Her tone was final. With a clatter of hoofs that woke alarmed
echoes in the sleeping streets the three horses galloped abreast
toward Cobre. In an hour they left the main trail and at a walk
picked their way to where the blocks of stone, broken columns,
and crumbling temples of the half-buried city checked the jungle.
The moon made it possible to move in safety, and at different
distances the lights of torches told them the man-hunt still was
in progress.
"Thank God," breathed Monica, "we are in time."
Everett gave the ponies in care of one of the guards. He turned
to Garland.
"Catch up with those lights ahead of us," he said, "and we will
join this party to the right. If you find Ward, tell him I forbid
him taking the law into his own hands; tell him I will protect
his interests. If you meet Peabody, make him give up his gun,
and see that the others don't harm him!"
Everett and the girl did not overtake the lights they had seen
flashing below them. Before they were within hailing distance,
that searching party had disappeared, and still farther away
other torches beckoned.
Stumbling and falling, now in pursuit of one will-o'-the-wisp,
now of another, they scrambled forward.
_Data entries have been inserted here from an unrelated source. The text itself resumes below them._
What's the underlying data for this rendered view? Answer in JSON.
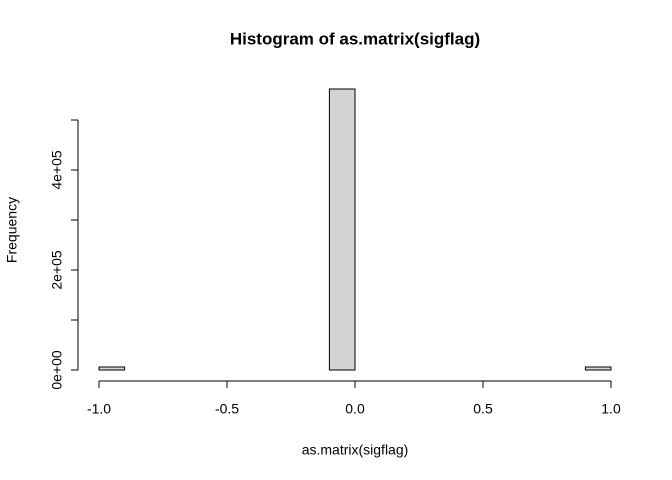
{
  "chart_data": {
    "type": "histogram",
    "title": "Histogram of as.matrix(sigflag)",
    "x_label": "as.matrix(sigflag)",
    "y_label": "Frequency",
    "bins": [
      -1.0,
      -0.9,
      -0.8,
      -0.7,
      -0.6,
      -0.5,
      -0.4,
      -0.3,
      -0.2,
      -0.1,
      0.0,
      0.1,
      0.2,
      0.3,
      0.4,
      0.5,
      0.6,
      0.7,
      0.8,
      0.9,
      1.0
    ],
    "counts": [
      6000,
      0,
      0,
      0,
      0,
      0,
      0,
      0,
      0,
      562000,
      0,
      0,
      0,
      0,
      0,
      0,
      0,
      0,
      0,
      6000
    ],
    "color": "#d3d3d3",
    "xlim": [
      -1,
      1
    ],
    "ylim": [
      0,
      562000
    ],
    "xticks": [
      {
        "value": -1,
        "label": "-1.0"
      },
      -0.5,
      {
        "value": 0,
        "label": "0.0"
      },
      0.5,
      {
        "value": 1,
        "label": "1.0"
      }
    ],
    "yticks": [
      {
        "value": 0,
        "label": "0e+00"
      },
      {
        "value": 100000,
        "label": null
      },
      {
        "value": 200000,
        "label": "2e+05"
      },
      {
        "value": 300000,
        "label": null
      },
      {
        "value": 400000,
        "label": "4e+05"
      },
      {
        "value": 500000,
        "label": null
      }
    ]
  }
}
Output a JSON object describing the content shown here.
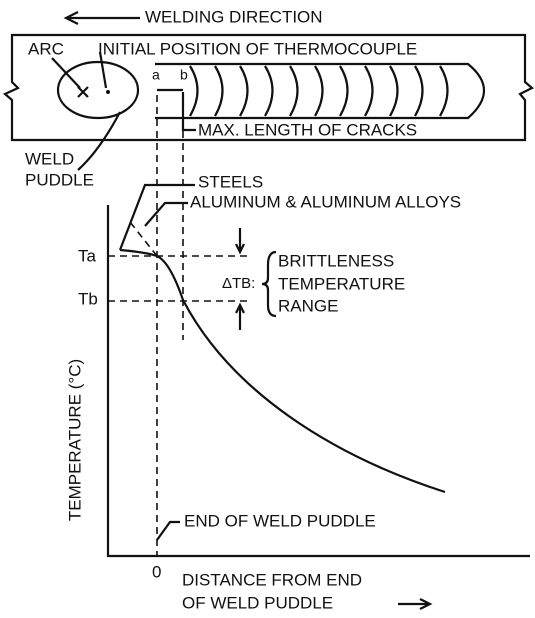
{
  "header": {
    "welding_direction": "WELDING DIRECTION"
  },
  "weld": {
    "arc": "ARC",
    "thermocouple": "INITIAL POSITION OF THERMOCOUPLE",
    "point_a": "a",
    "point_b": "b",
    "cracks": "MAX. LENGTH OF CRACKS",
    "puddle_line1": "WELD",
    "puddle_line2": "PUDDLE"
  },
  "plot": {
    "steels": "STEELS",
    "aluminum": "ALUMINUM & ALUMINUM ALLOYS",
    "ta": "Ta",
    "tb": "Tb",
    "delta_tb": "ΔTB:",
    "range_line1": "BRITTLENESS",
    "range_line2": "TEMPERATURE",
    "range_line3": "RANGE",
    "y_axis": "TEMPERATURE (°C)",
    "end_of_puddle": "END OF WELD PUDDLE",
    "origin": "0",
    "x_axis_line1": "DISTANCE FROM END",
    "x_axis_line2": "OF WELD PUDDLE"
  }
}
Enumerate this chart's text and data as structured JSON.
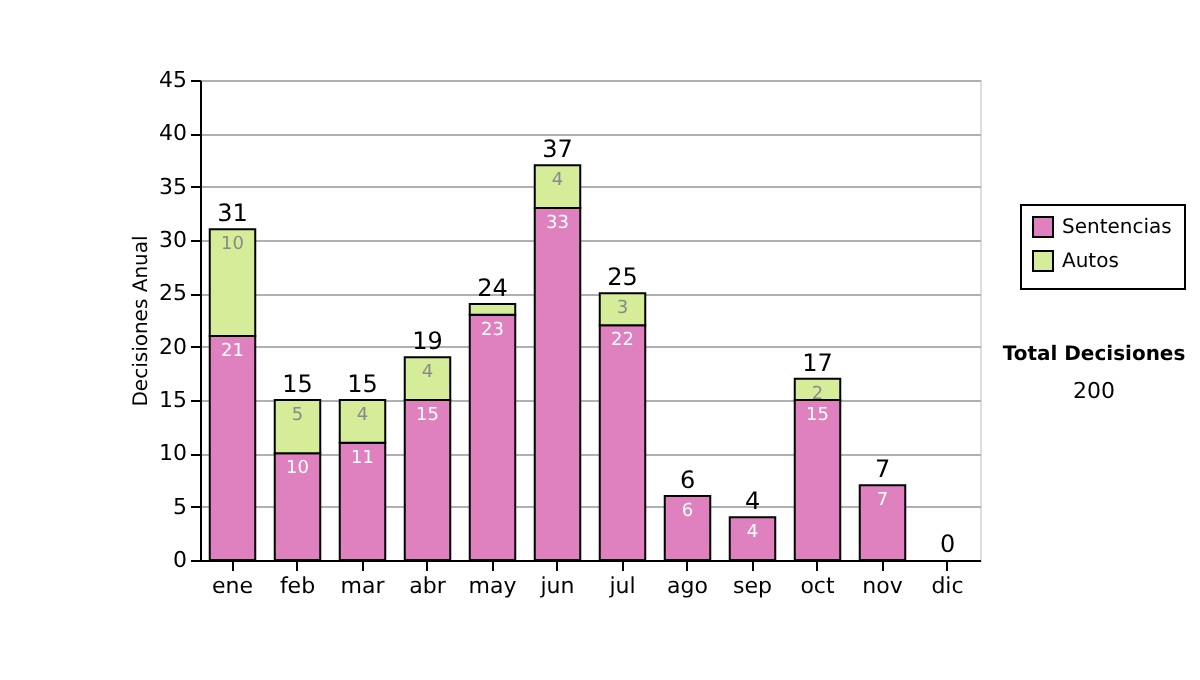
{
  "chart_data": {
    "type": "bar",
    "stacked": true,
    "ylabel": "Decisiones Anual",
    "categories": [
      "ene",
      "feb",
      "mar",
      "abr",
      "may",
      "jun",
      "jul",
      "ago",
      "sep",
      "oct",
      "nov",
      "dic"
    ],
    "series": [
      {
        "name": "Sentencias",
        "color": "#df80bf",
        "values": [
          21,
          10,
          11,
          15,
          23,
          33,
          22,
          6,
          4,
          15,
          7,
          0
        ],
        "value_labels": [
          "21",
          "10",
          "11",
          "15",
          "23",
          "33",
          "22",
          "6",
          "4",
          "15",
          "7",
          null
        ]
      },
      {
        "name": "Autos",
        "color": "#d5ec98",
        "values": [
          10,
          5,
          4,
          4,
          1,
          4,
          3,
          0,
          0,
          2,
          0,
          0
        ],
        "value_labels": [
          "10",
          "5",
          "4",
          "4",
          null,
          "4",
          "3",
          null,
          null,
          "2",
          null,
          null
        ]
      }
    ],
    "totals": [
      "31",
      "15",
      "15",
      "19",
      "24",
      "37",
      "25",
      "6",
      "4",
      "17",
      "7",
      "0"
    ],
    "ylim": [
      0,
      45
    ],
    "yticks": [
      0,
      5,
      10,
      15,
      20,
      25,
      30,
      35,
      40,
      45
    ],
    "grid": "y",
    "legend": "right",
    "annotations": [
      "Total Decisiones",
      "200"
    ]
  }
}
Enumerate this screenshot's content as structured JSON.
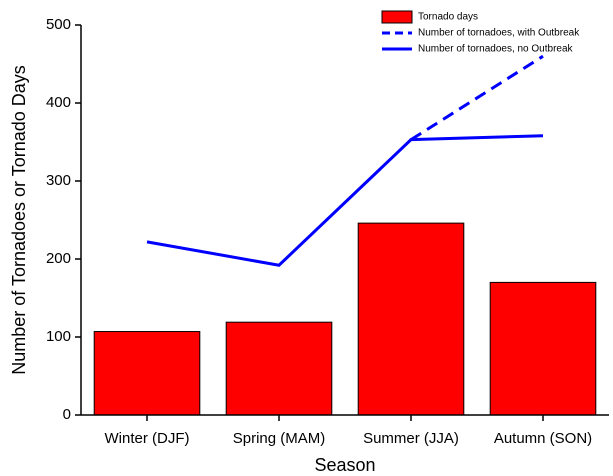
{
  "chart_data": {
    "type": "bar",
    "x_label": "Season",
    "y_label": "Number of Tornadoes or Tornado Days",
    "categories": [
      "Winter (DJF)",
      "Spring (MAM)",
      "Summer (JJA)",
      "Autumn (SON)"
    ],
    "series": [
      {
        "name": "Tornado days",
        "type": "bar",
        "color": "#ff0000",
        "values": [
          107,
          119,
          246,
          170
        ]
      },
      {
        "name": "Number of tornadoes, with Outbreak",
        "type": "line",
        "dashed": true,
        "color": "#0000ff",
        "values": [
          null,
          null,
          353,
          460
        ]
      },
      {
        "name": "Number of tornadoes, no Outbreak",
        "type": "line",
        "dashed": false,
        "color": "#0000ff",
        "values": [
          222,
          192,
          353,
          358
        ]
      }
    ],
    "ylim": [
      0,
      500
    ],
    "yticks": [
      0,
      100,
      200,
      300,
      400,
      500
    ],
    "legend": "upper right",
    "grid": false
  }
}
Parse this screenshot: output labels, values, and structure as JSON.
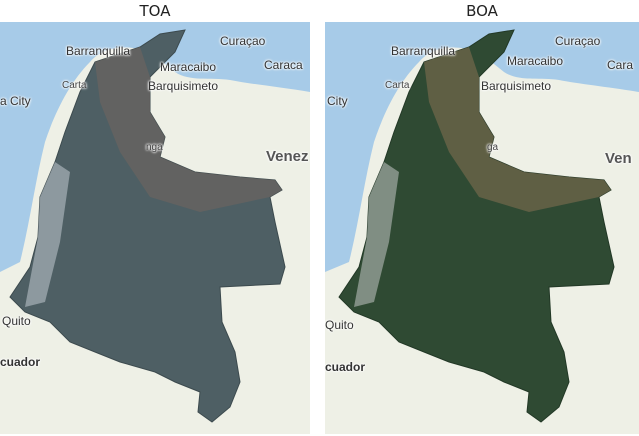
{
  "panels": [
    {
      "title": "TOA",
      "labels": {
        "barranquilla": "Barranquilla",
        "curacao": "Curaçao",
        "maracaibo": "Maracaibo",
        "caracas": "Caraca",
        "cartagena": "Carta",
        "barquisimeto": "Barquisimeto",
        "city": "a City",
        "venezuela": "Venez",
        "quito": "Quito",
        "ecuador": "cuador",
        "ngauga": "nga"
      }
    },
    {
      "title": "BOA",
      "labels": {
        "barranquilla": "Barranquilla",
        "curacao": "Curaçao",
        "maracaibo": "Maracaibo",
        "caracas": "Cara",
        "cartagena": "Carta",
        "barquisimeto": "Barquisimeto",
        "city": "City",
        "venezuela": "Ven",
        "quito": "Quito",
        "ecuador": "cuador",
        "ngauga": "ga"
      }
    }
  ],
  "colors": {
    "sea": "#a7cbe8",
    "land": "#eef0e6",
    "toa_fill": "#4e5f64",
    "boa_fill": "#2f4a33"
  }
}
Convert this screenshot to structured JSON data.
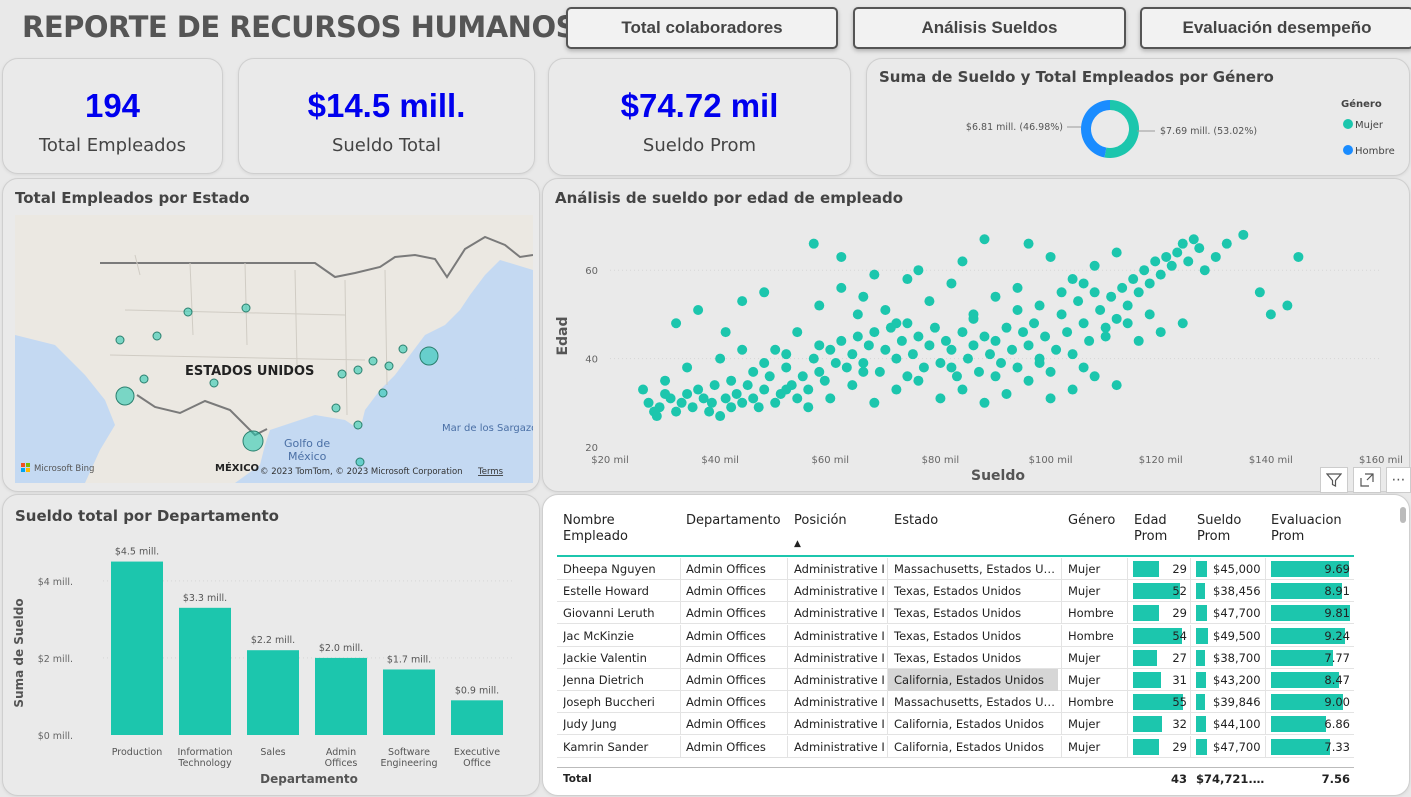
{
  "header": {
    "title": "REPORTE DE RECURSOS HUMANOS",
    "nav": [
      "Total colaboradores",
      "Análisis Sueldos",
      "Evaluación desempeño"
    ]
  },
  "kpis": [
    {
      "value": "194",
      "label": "Total Empleados"
    },
    {
      "value": "$14.5 mill.",
      "label": "Sueldo Total"
    },
    {
      "value": "$74.72 mil",
      "label": "Sueldo Prom"
    }
  ],
  "gender_chart": {
    "title": "Suma de Sueldo y Total Empleados por Género",
    "legend_title": "Género",
    "left_label": "$6.81 mill. (46.98%)",
    "right_label": "$7.69 mill. (53.02%)",
    "chart_data": {
      "type": "pie",
      "categories": [
        "Mujer",
        "Hombre"
      ],
      "values": [
        7.69,
        6.81
      ],
      "colors": [
        "#1cc6ad",
        "#1a8cff"
      ]
    }
  },
  "map_card": {
    "title": "Total Empleados por Estado",
    "country_label": "ESTADOS UNIDOS",
    "gulf_label": "Golfo de México",
    "sea_label": "Mar de los Sargazo",
    "mexico_label": "MÉXICO",
    "bing_label": "Microsoft Bing",
    "copyright": "© 2023 TomTom, © 2023 Microsoft Corporation",
    "terms": "Terms"
  },
  "scatter_card": {
    "title": "Análisis de sueldo por edad de empleado",
    "chart_data": {
      "type": "scatter",
      "xlabel": "Sueldo",
      "ylabel": "Edad",
      "xlim": [
        20000,
        160000
      ],
      "ylim": [
        20,
        70
      ],
      "x_ticks": [
        "$20 mil",
        "$40 mil",
        "$60 mil",
        "$80 mil",
        "$100 mil",
        "$120 mil",
        "$140 mil",
        "$160 mil"
      ],
      "y_ticks": [
        "20",
        "40",
        "60"
      ],
      "color": "#1cc6ad",
      "points": [
        [
          26000,
          33
        ],
        [
          27000,
          30
        ],
        [
          28000,
          28
        ],
        [
          28500,
          27
        ],
        [
          29000,
          29
        ],
        [
          30000,
          32
        ],
        [
          31000,
          31
        ],
        [
          32000,
          28
        ],
        [
          33000,
          30
        ],
        [
          34000,
          32
        ],
        [
          35000,
          29
        ],
        [
          36000,
          33
        ],
        [
          37000,
          31
        ],
        [
          38000,
          28
        ],
        [
          38500,
          30
        ],
        [
          39000,
          34
        ],
        [
          40000,
          27
        ],
        [
          41000,
          31
        ],
        [
          42000,
          35
        ],
        [
          42000,
          29
        ],
        [
          43000,
          32
        ],
        [
          44000,
          30
        ],
        [
          45000,
          34
        ],
        [
          46000,
          31
        ],
        [
          47000,
          29
        ],
        [
          48000,
          33
        ],
        [
          49000,
          36
        ],
        [
          50000,
          30
        ],
        [
          51000,
          32
        ],
        [
          52000,
          38
        ],
        [
          53000,
          34
        ],
        [
          54000,
          31
        ],
        [
          55000,
          36
        ],
        [
          56000,
          33
        ],
        [
          57000,
          40
        ],
        [
          58000,
          37
        ],
        [
          59000,
          35
        ],
        [
          60000,
          42
        ],
        [
          61000,
          39
        ],
        [
          62000,
          44
        ],
        [
          63000,
          38
        ],
        [
          64000,
          41
        ],
        [
          65000,
          45
        ],
        [
          66000,
          39
        ],
        [
          67000,
          43
        ],
        [
          68000,
          46
        ],
        [
          69000,
          37
        ],
        [
          70000,
          42
        ],
        [
          71000,
          47
        ],
        [
          72000,
          40
        ],
        [
          73000,
          44
        ],
        [
          74000,
          48
        ],
        [
          75000,
          41
        ],
        [
          76000,
          45
        ],
        [
          77000,
          38
        ],
        [
          78000,
          43
        ],
        [
          79000,
          47
        ],
        [
          80000,
          39
        ],
        [
          81000,
          44
        ],
        [
          82000,
          42
        ],
        [
          83000,
          36
        ],
        [
          84000,
          46
        ],
        [
          85000,
          40
        ],
        [
          86000,
          43
        ],
        [
          87000,
          37
        ],
        [
          88000,
          45
        ],
        [
          89000,
          41
        ],
        [
          90000,
          44
        ],
        [
          91000,
          39
        ],
        [
          92000,
          47
        ],
        [
          93000,
          42
        ],
        [
          94000,
          38
        ],
        [
          95000,
          46
        ],
        [
          96000,
          43
        ],
        [
          97000,
          48
        ],
        [
          98000,
          40
        ],
        [
          99000,
          45
        ],
        [
          100000,
          37
        ],
        [
          101000,
          42
        ],
        [
          102000,
          50
        ],
        [
          103000,
          46
        ],
        [
          104000,
          41
        ],
        [
          105000,
          53
        ],
        [
          106000,
          48
        ],
        [
          107000,
          44
        ],
        [
          108000,
          55
        ],
        [
          109000,
          51
        ],
        [
          110000,
          47
        ],
        [
          111000,
          54
        ],
        [
          112000,
          49
        ],
        [
          113000,
          56
        ],
        [
          114000,
          52
        ],
        [
          115000,
          58
        ],
        [
          116000,
          55
        ],
        [
          117000,
          60
        ],
        [
          118000,
          57
        ],
        [
          119000,
          62
        ],
        [
          120000,
          59
        ],
        [
          121000,
          63
        ],
        [
          122000,
          61
        ],
        [
          123000,
          64
        ],
        [
          124000,
          66
        ],
        [
          125000,
          62
        ],
        [
          126000,
          67
        ],
        [
          127000,
          65
        ],
        [
          128000,
          60
        ],
        [
          130000,
          63
        ],
        [
          132000,
          66
        ],
        [
          135000,
          68
        ],
        [
          138000,
          55
        ],
        [
          140000,
          50
        ],
        [
          143000,
          52
        ],
        [
          145000,
          63
        ],
        [
          32000,
          48
        ],
        [
          36000,
          51
        ],
        [
          41000,
          46
        ],
        [
          44000,
          53
        ],
        [
          48000,
          55
        ],
        [
          50000,
          42
        ],
        [
          54000,
          46
        ],
        [
          58000,
          52
        ],
        [
          62000,
          56
        ],
        [
          66000,
          54
        ],
        [
          70000,
          51
        ],
        [
          74000,
          58
        ],
        [
          78000,
          53
        ],
        [
          82000,
          57
        ],
        [
          86000,
          50
        ],
        [
          90000,
          54
        ],
        [
          94000,
          56
        ],
        [
          98000,
          52
        ],
        [
          102000,
          55
        ],
        [
          106000,
          57
        ],
        [
          110000,
          45
        ],
        [
          114000,
          48
        ],
        [
          118000,
          50
        ],
        [
          57000,
          66
        ],
        [
          62000,
          63
        ],
        [
          68000,
          59
        ],
        [
          76000,
          60
        ],
        [
          84000,
          62
        ],
        [
          88000,
          67
        ],
        [
          96000,
          66
        ],
        [
          100000,
          63
        ],
        [
          104000,
          58
        ],
        [
          108000,
          61
        ],
        [
          112000,
          64
        ],
        [
          116000,
          44
        ],
        [
          120000,
          46
        ],
        [
          124000,
          48
        ],
        [
          46000,
          37
        ],
        [
          52000,
          33
        ],
        [
          56000,
          29
        ],
        [
          60000,
          31
        ],
        [
          64000,
          34
        ],
        [
          68000,
          30
        ],
        [
          72000,
          33
        ],
        [
          76000,
          35
        ],
        [
          80000,
          31
        ],
        [
          84000,
          33
        ],
        [
          88000,
          30
        ],
        [
          92000,
          32
        ],
        [
          96000,
          35
        ],
        [
          100000,
          31
        ],
        [
          104000,
          33
        ],
        [
          108000,
          36
        ],
        [
          112000,
          34
        ],
        [
          65000,
          50
        ],
        [
          72000,
          48
        ],
        [
          86000,
          49
        ],
        [
          94000,
          51
        ],
        [
          30000,
          35
        ],
        [
          34000,
          38
        ],
        [
          40000,
          40
        ],
        [
          44000,
          42
        ],
        [
          48000,
          39
        ],
        [
          52000,
          41
        ],
        [
          58000,
          43
        ],
        [
          66000,
          37
        ],
        [
          74000,
          36
        ],
        [
          82000,
          38
        ],
        [
          90000,
          36
        ],
        [
          98000,
          39
        ],
        [
          106000,
          38
        ]
      ]
    }
  },
  "dept_card": {
    "title": "Sueldo total por Departamento",
    "chart_data": {
      "type": "bar",
      "xlabel": "Departamento",
      "ylabel": "Suma de Sueldo",
      "categories": [
        "Production",
        "Information Technology",
        "Sales",
        "Admin Offices",
        "Software Engineering",
        "Executive Office"
      ],
      "category_lines": [
        [
          "Production"
        ],
        [
          "Information",
          "Technology"
        ],
        [
          "Sales"
        ],
        [
          "Admin",
          "Offices"
        ],
        [
          "Software",
          "Engineering"
        ],
        [
          "Executive",
          "Office"
        ]
      ],
      "values": [
        4.5,
        3.3,
        2.2,
        2.0,
        1.7,
        0.9
      ],
      "value_labels": [
        "$4.5 mill.",
        "$3.3 mill.",
        "$2.2 mill.",
        "$2.0 mill.",
        "$1.7 mill.",
        "$0.9 mill."
      ],
      "y_ticks": [
        {
          "v": 0,
          "label": "$0 mill."
        },
        {
          "v": 2,
          "label": "$2 mill."
        },
        {
          "v": 4,
          "label": "$4 mill."
        }
      ],
      "ylim": [
        0,
        4.8
      ],
      "color": "#1cc6ad"
    }
  },
  "table": {
    "headers": [
      "Nombre\nEmpleado",
      "Departamento",
      "Posición",
      "Estado",
      "Género",
      "Edad\nProm",
      "Sueldo\nProm",
      "Evaluacion\nProm"
    ],
    "sort_indicator": "▲",
    "rows": [
      {
        "name": "Dheepa Nguyen",
        "dept": "Admin Offices",
        "pos": "Administrative I",
        "state": "Massachusetts, Estados Uni...",
        "gender": "Mujer",
        "age": 29,
        "salary": "$45,000",
        "salary_v": 45000,
        "eval": "9.69",
        "eval_v": 9.69
      },
      {
        "name": "Estelle Howard",
        "dept": "Admin Offices",
        "pos": "Administrative I",
        "state": "Texas, Estados Unidos",
        "gender": "Mujer",
        "age": 52,
        "salary": "$38,456",
        "salary_v": 38456,
        "eval": "8.91",
        "eval_v": 8.91
      },
      {
        "name": "Giovanni Leruth",
        "dept": "Admin Offices",
        "pos": "Administrative I",
        "state": "Texas, Estados Unidos",
        "gender": "Hombre",
        "age": 29,
        "salary": "$47,700",
        "salary_v": 47700,
        "eval": "9.81",
        "eval_v": 9.81
      },
      {
        "name": "Jac McKinzie",
        "dept": "Admin Offices",
        "pos": "Administrative I",
        "state": "Texas, Estados Unidos",
        "gender": "Hombre",
        "age": 54,
        "salary": "$49,500",
        "salary_v": 49500,
        "eval": "9.24",
        "eval_v": 9.24
      },
      {
        "name": "Jackie Valentin",
        "dept": "Admin Offices",
        "pos": "Administrative I",
        "state": "Texas, Estados Unidos",
        "gender": "Mujer",
        "age": 27,
        "salary": "$38,700",
        "salary_v": 38700,
        "eval": "7.77",
        "eval_v": 7.77
      },
      {
        "name": "Jenna Dietrich",
        "dept": "Admin Offices",
        "pos": "Administrative I",
        "state": "California, Estados Unidos",
        "gender": "Mujer",
        "age": 31,
        "salary": "$43,200",
        "salary_v": 43200,
        "eval": "8.47",
        "eval_v": 8.47,
        "highlight": true
      },
      {
        "name": "Joseph Buccheri",
        "dept": "Admin Offices",
        "pos": "Administrative I",
        "state": "Massachusetts, Estados Uni...",
        "gender": "Hombre",
        "age": 55,
        "salary": "$39,846",
        "salary_v": 39846,
        "eval": "9.00",
        "eval_v": 9.0
      },
      {
        "name": "Judy Jung",
        "dept": "Admin Offices",
        "pos": "Administrative I",
        "state": "California, Estados Unidos",
        "gender": "Mujer",
        "age": 32,
        "salary": "$44,100",
        "salary_v": 44100,
        "eval": "6.86",
        "eval_v": 6.86
      },
      {
        "name": "Kamrin Sander",
        "dept": "Admin Offices",
        "pos": "Administrative I",
        "state": "California, Estados Unidos",
        "gender": "Mujer",
        "age": 29,
        "salary": "$47,700",
        "salary_v": 47700,
        "eval": "7.33",
        "eval_v": 7.33
      }
    ],
    "total": {
      "label": "Total",
      "age": "43",
      "salary": "$74,721.5...",
      "eval": "7.56"
    }
  }
}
But always the lights
eluded them. From their exertions and the moist heat they were
breathless, and their bodies dripped with water. Panting, they
halted at the entrance of what once had been a tomb. From its
black interior came a damp mist; above them, alarmed by their
intrusion, the vampire bats whirled blindly in circles. Monica,
who by day possessed some slight knowledge of the ruins, had,
in the moonlight, lost all sense of direction.
"We're lost," said Monica, in a low tone. Unconsciously both were
speaking in whispers. "I thought we were following what used to
be the main thoroughfare of the city; but I have never seen this place
before. From what I have read I think we must be among the tombs
of the kings."
She was silenced by Everett placing one hand quickly on her arm,
and with the other pointing. In the uncertain moonlight she saw
moving cautiously away from them, and unconscious of their
presence, a white, ghostlike figure.
"Peabody," whispered Everett.
"Call him," commanded Monica.
"The others might hear," objected Everett. "We must overtake him.
If we're with him when they meet, they wouldn't dare--"
With a gasp of astonishment, his words ceased.
Like a ghost, the ghostlike figure had vanished.
"He walked through that rock!" cried Monica.
Everett caught her by the wrist. "Come!" he commanded.